Canadian banker (1893–1985)

Charles Sydney Frost (27 November 1893 – 15 April 1985) was a Canadian banker who served from 1956 to 1958 as president of the Bank of Nova Scotia.

Frost joined the bank in 1908 in Yarmouth, and worked there until 1914, when he was posted to St. John's, Newfoundland as an accountant. Upon the outbreak of World War I, Frost joined the Royal Newfoundland Regiment and went on to serve in France. After the war, Frost rejoined the bank in Newfoundland as a manager.

Over the succeeding decades, Frost was appointed to a series of managerial and supervisory posts across the country. In 1946 he joined the head office in Toronto, where he became assistant general manager. In 1949 he became general manager, in 1950 was elected a director, in 1951 was appointed a vice-president, and in 1954 was appointed an executive vice-president. In June 1956, Frost was made president of the bank. He held this post until his retirement in December 1958. Frost died in Toronto on 15 April 1985.

== Early life ==
Charles Sydney frost was born in Argyle, Nova Scotia on 27 November 1893 to Albert Wallace Frost (1854–1898) and Alice Maud Baker (1863–1951). He was educated in Yarmouth at Yarmouth Academy.

== Career ==
In 1908, Frost joined the Bank of Nova Scotia in Yarmouth as a junior clerk. He continued in the position until 1914, when he was transferred by the bank to St. John's, Newfoundland to work as an accountant. After the outbreak of war, on 24 August 1914 Frost enlisted in the Royal Newfoundland Regiment. He went on to serve with distinction in France. He was wounded in the Battle of Le Transloy on 12 October 1916, and on 28 September 1918 received the Military Cross. Frost was decommissioned on 2 June 1919.

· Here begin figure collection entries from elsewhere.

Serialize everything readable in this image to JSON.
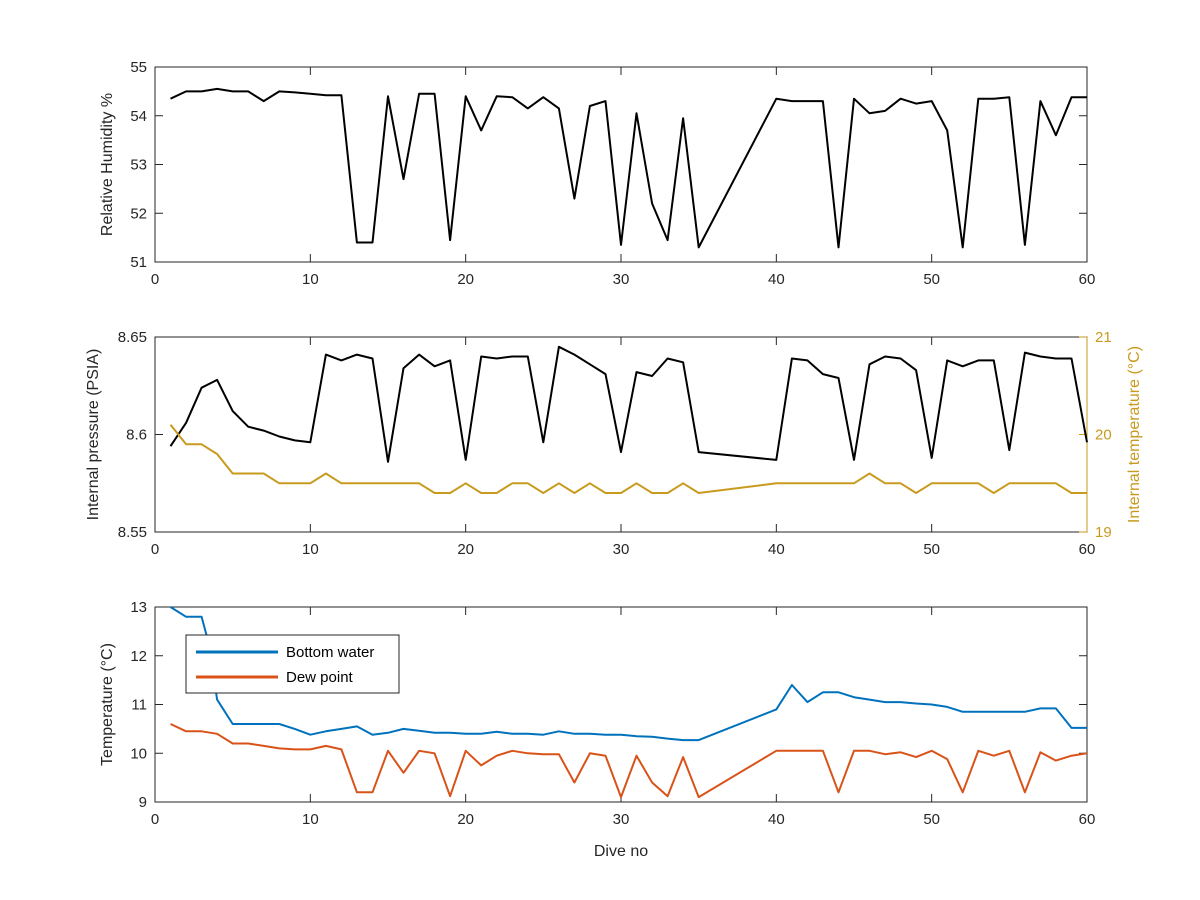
{
  "chart_data": [
    {
      "type": "line",
      "ylabel": "Relative Humidity %",
      "xlim": [
        0,
        60
      ],
      "ylim": [
        51,
        55
      ],
      "xticks": [
        "0",
        "10",
        "20",
        "30",
        "40",
        "50",
        "60"
      ],
      "yticks": [
        "51",
        "52",
        "53",
        "54",
        "55"
      ],
      "series": [
        {
          "color": "#000000",
          "x": [
            1,
            2,
            3,
            4,
            5,
            6,
            7,
            8,
            9,
            10,
            11,
            12,
            13,
            14,
            15,
            16,
            17,
            18,
            19,
            20,
            21,
            22,
            23,
            24,
            25,
            26,
            27,
            28,
            29,
            30,
            31,
            32,
            33,
            34,
            35,
            40,
            41,
            42,
            43,
            44,
            45,
            46,
            47,
            48,
            49,
            50,
            51,
            52,
            53,
            54,
            55,
            56,
            57,
            58,
            59,
            60
          ],
          "y": [
            54.35,
            54.5,
            54.5,
            54.55,
            54.5,
            54.5,
            54.3,
            54.5,
            54.48,
            54.45,
            54.42,
            54.42,
            51.4,
            51.4,
            54.4,
            52.7,
            54.45,
            54.45,
            51.45,
            54.4,
            53.7,
            54.4,
            54.38,
            54.15,
            54.38,
            54.15,
            52.3,
            54.2,
            54.3,
            51.35,
            54.05,
            52.2,
            51.45,
            53.95,
            51.3,
            54.35,
            54.3,
            54.3,
            54.3,
            51.3,
            54.35,
            54.05,
            54.1,
            54.35,
            54.25,
            54.3,
            53.7,
            51.3,
            54.35,
            54.35,
            54.38,
            51.35,
            54.3,
            53.6,
            54.38,
            54.38
          ]
        }
      ]
    },
    {
      "type": "line",
      "ylabel": "Internal pressure (PSIA)",
      "y2label": "Internal temperature (°C)",
      "xlim": [
        0,
        60
      ],
      "ylim": [
        8.55,
        8.65
      ],
      "y2lim": [
        19,
        21
      ],
      "xticks": [
        "0",
        "10",
        "20",
        "30",
        "40",
        "50",
        "60"
      ],
      "yticks": [
        "8.55",
        "8.6",
        "8.65"
      ],
      "y2ticks": [
        "19",
        "20",
        "21"
      ],
      "series": [
        {
          "axis": "left",
          "color": "#000000",
          "x": [
            1,
            2,
            3,
            4,
            5,
            6,
            7,
            8,
            9,
            10,
            11,
            12,
            13,
            14,
            15,
            16,
            17,
            18,
            19,
            20,
            21,
            22,
            23,
            24,
            25,
            26,
            27,
            28,
            29,
            30,
            31,
            32,
            33,
            34,
            35,
            40,
            41,
            42,
            43,
            44,
            45,
            46,
            47,
            48,
            49,
            50,
            51,
            52,
            53,
            54,
            55,
            56,
            57,
            58,
            59,
            60
          ],
          "y": [
            8.594,
            8.606,
            8.624,
            8.628,
            8.612,
            8.604,
            8.602,
            8.599,
            8.597,
            8.596,
            8.641,
            8.638,
            8.641,
            8.639,
            8.586,
            8.634,
            8.641,
            8.635,
            8.638,
            8.587,
            8.64,
            8.639,
            8.64,
            8.64,
            8.596,
            8.645,
            8.641,
            8.636,
            8.631,
            8.591,
            8.632,
            8.63,
            8.639,
            8.637,
            8.591,
            8.587,
            8.639,
            8.638,
            8.631,
            8.629,
            8.587,
            8.636,
            8.64,
            8.639,
            8.633,
            8.588,
            8.638,
            8.635,
            8.638,
            8.638,
            8.592,
            8.642,
            8.64,
            8.639,
            8.639,
            8.596
          ]
        },
        {
          "axis": "right",
          "color": "#C89A1E",
          "x": [
            1,
            2,
            3,
            4,
            5,
            6,
            7,
            8,
            9,
            10,
            11,
            12,
            13,
            14,
            15,
            16,
            17,
            18,
            19,
            20,
            21,
            22,
            23,
            24,
            25,
            26,
            27,
            28,
            29,
            30,
            31,
            32,
            33,
            34,
            35,
            40,
            41,
            42,
            43,
            44,
            45,
            46,
            47,
            48,
            49,
            50,
            51,
            52,
            53,
            54,
            55,
            56,
            57,
            58,
            59,
            60
          ],
          "y": [
            20.1,
            19.9,
            19.9,
            19.8,
            19.6,
            19.6,
            19.6,
            19.5,
            19.5,
            19.5,
            19.6,
            19.5,
            19.5,
            19.5,
            19.5,
            19.5,
            19.5,
            19.4,
            19.4,
            19.5,
            19.4,
            19.4,
            19.5,
            19.5,
            19.4,
            19.5,
            19.4,
            19.5,
            19.4,
            19.4,
            19.5,
            19.4,
            19.4,
            19.5,
            19.4,
            19.5,
            19.5,
            19.5,
            19.5,
            19.5,
            19.5,
            19.6,
            19.5,
            19.5,
            19.4,
            19.5,
            19.5,
            19.5,
            19.5,
            19.4,
            19.5,
            19.5,
            19.5,
            19.5,
            19.4,
            19.4
          ]
        }
      ]
    },
    {
      "type": "line",
      "xlabel": "Dive no",
      "ylabel": "Temperature (°C)",
      "xlim": [
        0,
        60
      ],
      "ylim": [
        9,
        13
      ],
      "xticks": [
        "0",
        "10",
        "20",
        "30",
        "40",
        "50",
        "60"
      ],
      "yticks": [
        "9",
        "10",
        "11",
        "12",
        "13"
      ],
      "legend": "top-left",
      "series": [
        {
          "name": "Bottom water",
          "color": "#0072BD",
          "x": [
            1,
            2,
            3,
            3.5,
            4,
            5,
            6,
            7,
            8,
            9,
            10,
            11,
            12,
            13,
            14,
            15,
            16,
            17,
            18,
            19,
            20,
            21,
            22,
            23,
            24,
            25,
            26,
            27,
            28,
            29,
            30,
            31,
            32,
            33,
            34,
            35,
            40,
            41,
            42,
            43,
            44,
            45,
            46,
            47,
            48,
            49,
            50,
            51,
            52,
            53,
            54,
            55,
            56,
            57,
            58,
            59,
            60
          ],
          "y": [
            13.0,
            12.8,
            12.8,
            12.2,
            11.1,
            10.6,
            10.6,
            10.6,
            10.6,
            10.5,
            10.38,
            10.45,
            10.5,
            10.55,
            10.38,
            10.42,
            10.5,
            10.46,
            10.42,
            10.42,
            10.4,
            10.4,
            10.44,
            10.4,
            10.4,
            10.38,
            10.45,
            10.4,
            10.4,
            10.38,
            10.38,
            10.35,
            10.34,
            10.3,
            10.27,
            10.27,
            10.9,
            11.4,
            11.05,
            11.25,
            11.25,
            11.15,
            11.1,
            11.05,
            11.05,
            11.02,
            11.0,
            10.95,
            10.85,
            10.85,
            10.85,
            10.85,
            10.85,
            10.92,
            10.92,
            10.52,
            10.52
          ]
        },
        {
          "name": "Dew point",
          "color": "#D95319",
          "x": [
            1,
            2,
            3,
            4,
            5,
            6,
            7,
            8,
            9,
            10,
            11,
            12,
            13,
            14,
            15,
            16,
            17,
            18,
            19,
            20,
            21,
            22,
            23,
            24,
            25,
            26,
            27,
            28,
            29,
            30,
            31,
            32,
            33,
            34,
            35,
            40,
            41,
            42,
            43,
            44,
            45,
            46,
            47,
            48,
            49,
            50,
            51,
            52,
            53,
            54,
            55,
            56,
            57,
            58,
            59,
            60
          ],
          "y": [
            10.6,
            10.45,
            10.45,
            10.4,
            10.2,
            10.2,
            10.15,
            10.1,
            10.08,
            10.08,
            10.15,
            10.08,
            9.2,
            9.2,
            10.05,
            9.6,
            10.05,
            10.0,
            9.12,
            10.05,
            9.75,
            9.95,
            10.05,
            10.0,
            9.98,
            9.98,
            9.4,
            10.0,
            9.95,
            9.1,
            9.95,
            9.4,
            9.12,
            9.92,
            9.1,
            10.05,
            10.05,
            10.05,
            10.05,
            9.2,
            10.05,
            10.05,
            9.98,
            10.02,
            9.92,
            10.05,
            9.88,
            9.2,
            10.05,
            9.95,
            10.05,
            9.2,
            10.02,
            9.85,
            9.95,
            10.0
          ]
        }
      ]
    }
  ]
}
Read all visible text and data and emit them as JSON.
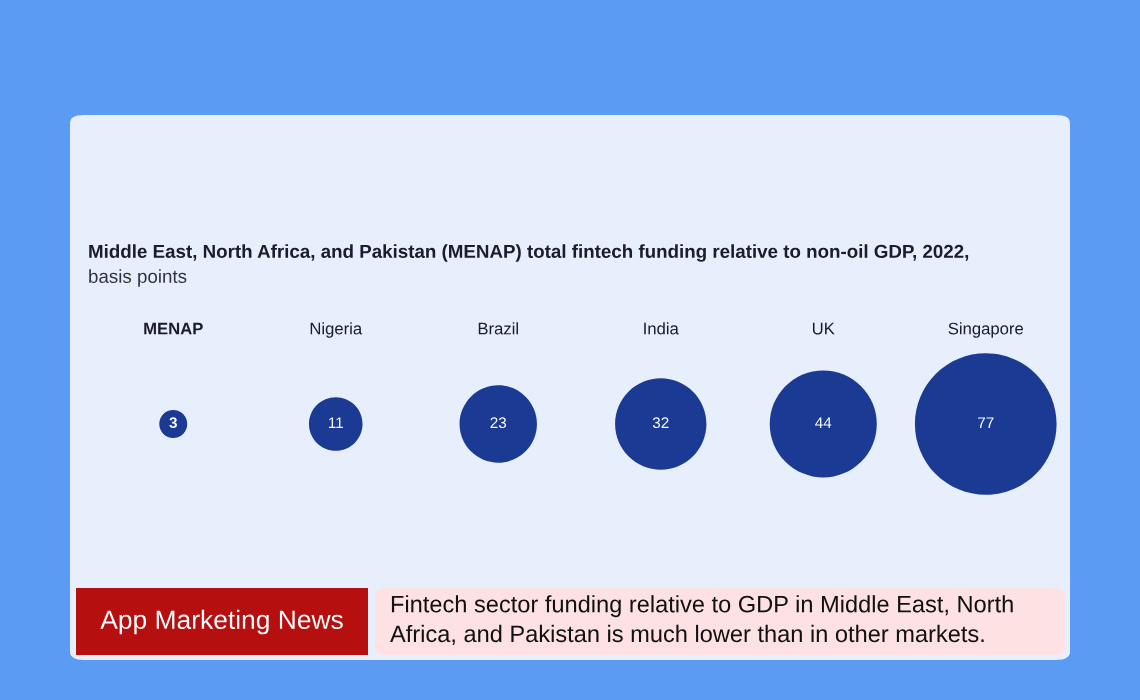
{
  "chart_data": {
    "type": "other",
    "title": "Middle East, North Africa, and Pakistan (MENAP) total fintech funding relative to non-oil GDP, 2022,",
    "subtitle": "basis points",
    "categories": [
      "MENAP",
      "Nigeria",
      "Brazil",
      "India",
      "UK",
      "Singapore"
    ],
    "values": [
      3,
      11,
      23,
      32,
      44,
      77
    ],
    "color": "#1b3a93",
    "data_labels": true,
    "annotations": [
      "App Marketing News",
      "Fintech sector funding relative to GDP in Middle East, North\nAfrica, and Pakistan is much lower than in other markets."
    ]
  }
}
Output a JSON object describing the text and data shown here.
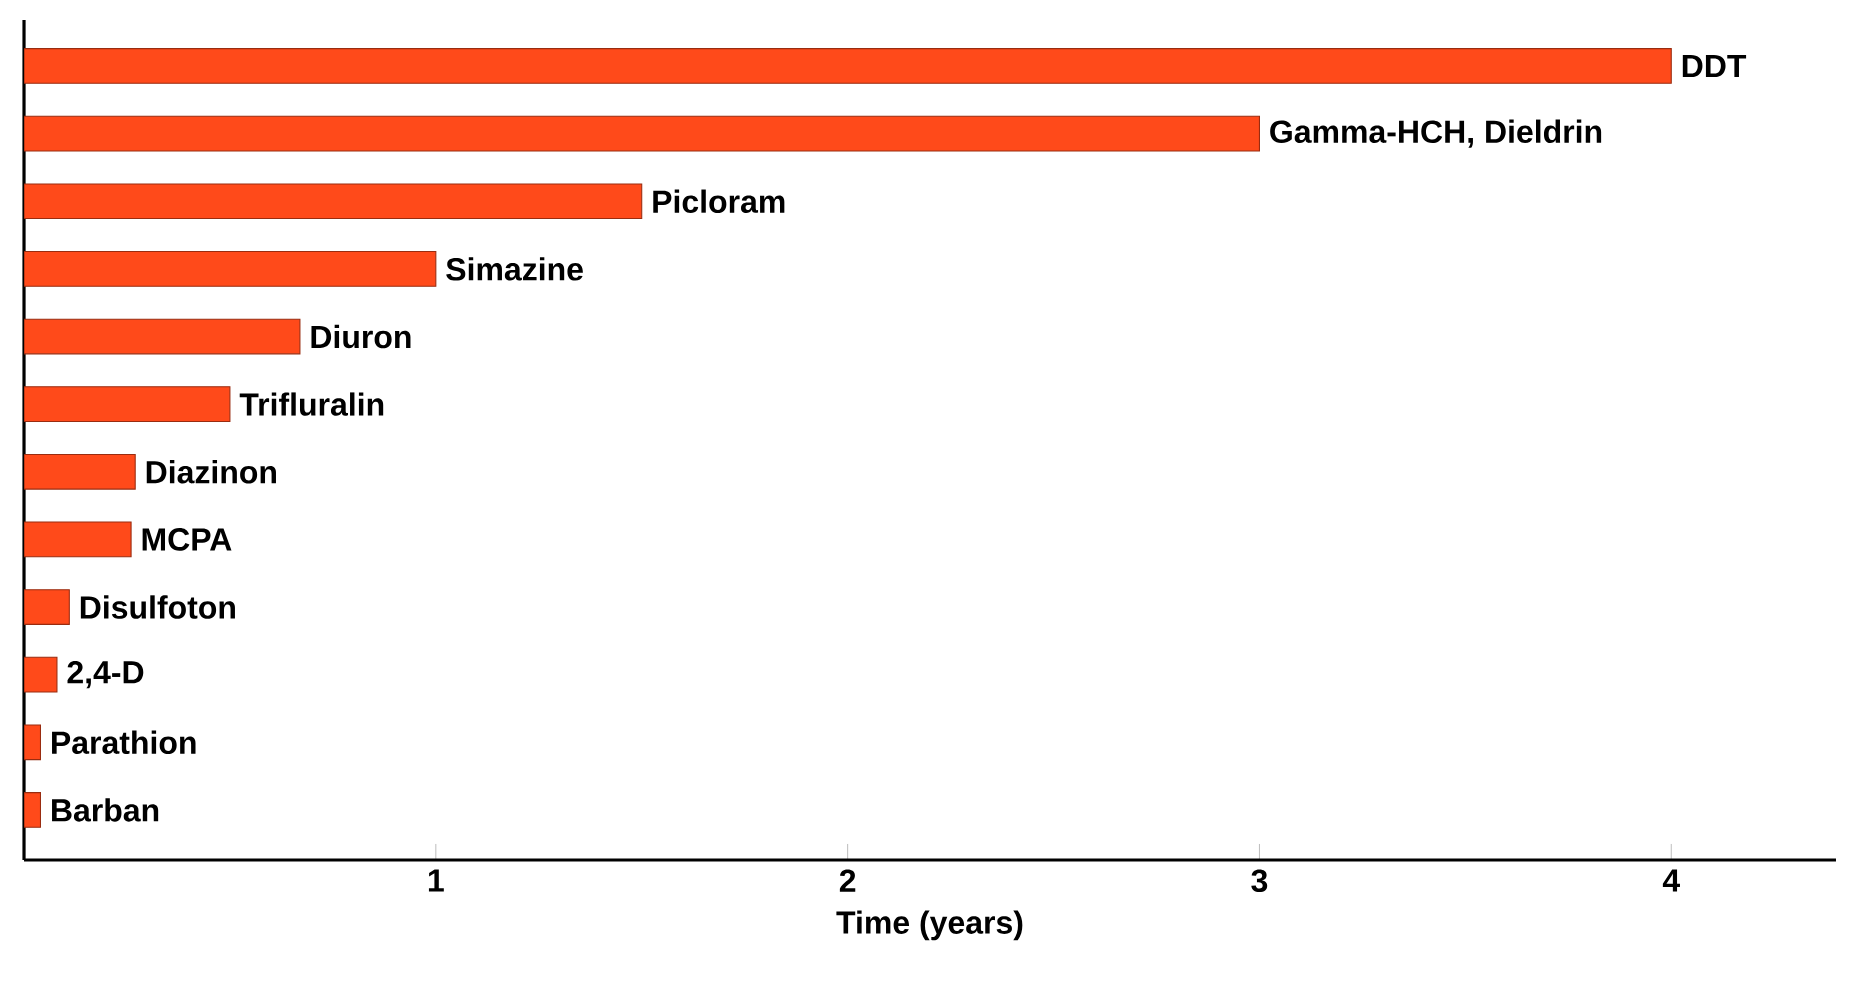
{
  "chart_data": {
    "type": "bar",
    "orientation": "horizontal",
    "xlabel": "Time (years)",
    "categories": [
      "DDT",
      "Gamma-HCH, Dieldrin",
      "Picloram",
      "Simazine",
      "Diuron",
      "Trifluralin",
      "Diazinon",
      "MCPA",
      "Disulfoton",
      "2,4-D",
      "Parathion",
      "Barban"
    ],
    "values": [
      4.0,
      3.0,
      1.5,
      1.0,
      0.67,
      0.5,
      0.27,
      0.26,
      0.11,
      0.08,
      0.04,
      0.04
    ],
    "color": "#ff4a1a",
    "xlim": [
      0,
      4.4
    ],
    "xticks": [
      1,
      2,
      3,
      4
    ],
    "tick_labels": "x",
    "grid": false
  }
}
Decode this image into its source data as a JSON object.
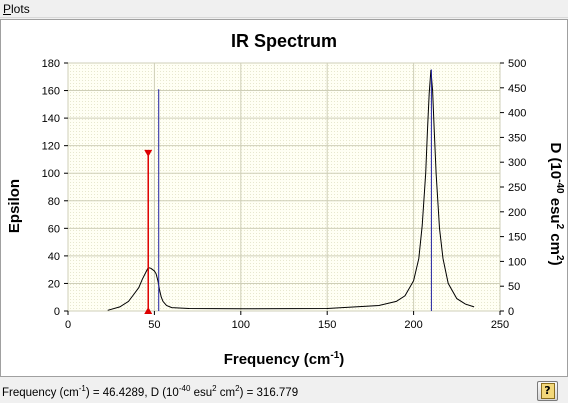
{
  "menu": {
    "plots_mnemonic": "P",
    "plots_rest": "lots"
  },
  "status": {
    "freq_label": "Frequency (cm",
    "freq_exp": "-1",
    "freq_mid": ") = 46.4289, D (10",
    "d_exp": "-40",
    "d_unit_a": " esu",
    "d_exp2": "2",
    "d_unit_b": " cm",
    "d_exp3": "2",
    "d_value": ") = 316.779"
  },
  "help": {
    "glyph": "?"
  },
  "chart_data": {
    "type": "line",
    "title": "IR Spectrum",
    "xlabel": {
      "text": "Frequency (cm",
      "sup": "-1",
      "tail": ")"
    },
    "ylabel_left": "Epsilon",
    "ylabel_right": {
      "p1": "D (10",
      "s1": "-40",
      "p2": " esu",
      "s2": "2",
      "p3": " cm",
      "s3": "2",
      "p4": ")"
    },
    "xlim": [
      0,
      250
    ],
    "ylim_left": [
      0,
      180
    ],
    "ylim_right": [
      0,
      500
    ],
    "x_ticks": [
      "0",
      "50",
      "100",
      "150",
      "200",
      "250"
    ],
    "y_left_ticks": [
      "0",
      "20",
      "40",
      "60",
      "80",
      "100",
      "120",
      "140",
      "160",
      "180"
    ],
    "y_right_ticks": [
      "0",
      "50",
      "100",
      "150",
      "200",
      "250",
      "300",
      "350",
      "400",
      "450",
      "500"
    ],
    "grid": true,
    "spectrum": {
      "x": [
        23,
        30,
        35,
        38,
        41,
        43,
        45,
        46.4,
        48,
        49,
        50,
        51,
        52,
        53,
        54,
        55,
        57,
        60,
        70,
        100,
        150,
        180,
        190,
        195,
        200,
        203,
        205,
        207,
        208,
        209,
        210,
        211,
        212,
        213,
        215,
        217,
        220,
        225,
        230,
        235
      ],
      "y": [
        0.5,
        3,
        7,
        12,
        17,
        23,
        28,
        31.5,
        31,
        30,
        29,
        27,
        22,
        15,
        10,
        7,
        4,
        2.5,
        1.8,
        1.6,
        1.8,
        4,
        7,
        11,
        22,
        38,
        62,
        100,
        130,
        158,
        175,
        160,
        130,
        100,
        60,
        38,
        20,
        9,
        5,
        3
      ]
    },
    "sticks": [
      {
        "x": 46.4289,
        "d": 316.779,
        "color": "#dd0000",
        "selected": true
      },
      {
        "x": 52.5,
        "d": 447,
        "color": "#1f1fa0",
        "selected": false
      },
      {
        "x": 210.3,
        "d": 487,
        "color": "#1f1fa0",
        "selected": false
      }
    ]
  }
}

Upon returning to Newfoundland in 1919, Frost rejoined the bank in Fogo, where he was made branch manager. In 1921 he transferred back to St. John's, where he became the assistant manager. He became assistant manager in Winnipeg in 1926, and then was made manager in Saskatoon in 1931 and Saint John in 1938. From 1941 to 1946 he was a supervisor in Toronto and Saint John. In 1946, Frost was assigned to the bank's head office in Toronto where he became assistant general manager, and then in 1949 became general manager. He was elected a director in 1950. In 1951 the bank made him a vice-president, and in 1954 an executive vice-president. In June 1956, Frost was appointed president, succeeding Horace Luttrell Enman. He held the post until December 1958, when he stepped down and was replaced by F. William Nicks.

== Personal life and recognition ==
On 1 July 1921, Frost married Gertrude Rebecca Hains (1895–1982). They had three children, Charles Sydney Jr. (1922–2009), Robert Judson (1927–2012), and Vyvyan Elaine (1934–2011). Frost died in Toronto on 15 April 1985. He was interred at Mount Pleasant Cemetery.

In 1958, Victoria Park in Yarmouth was renamed Frost Park in his honour.

== Works ==
Frost, C. Sydney. A Blue Puttee at War: The Memoir of Captain Sydney Frost, MC. Flanker Press, 2014.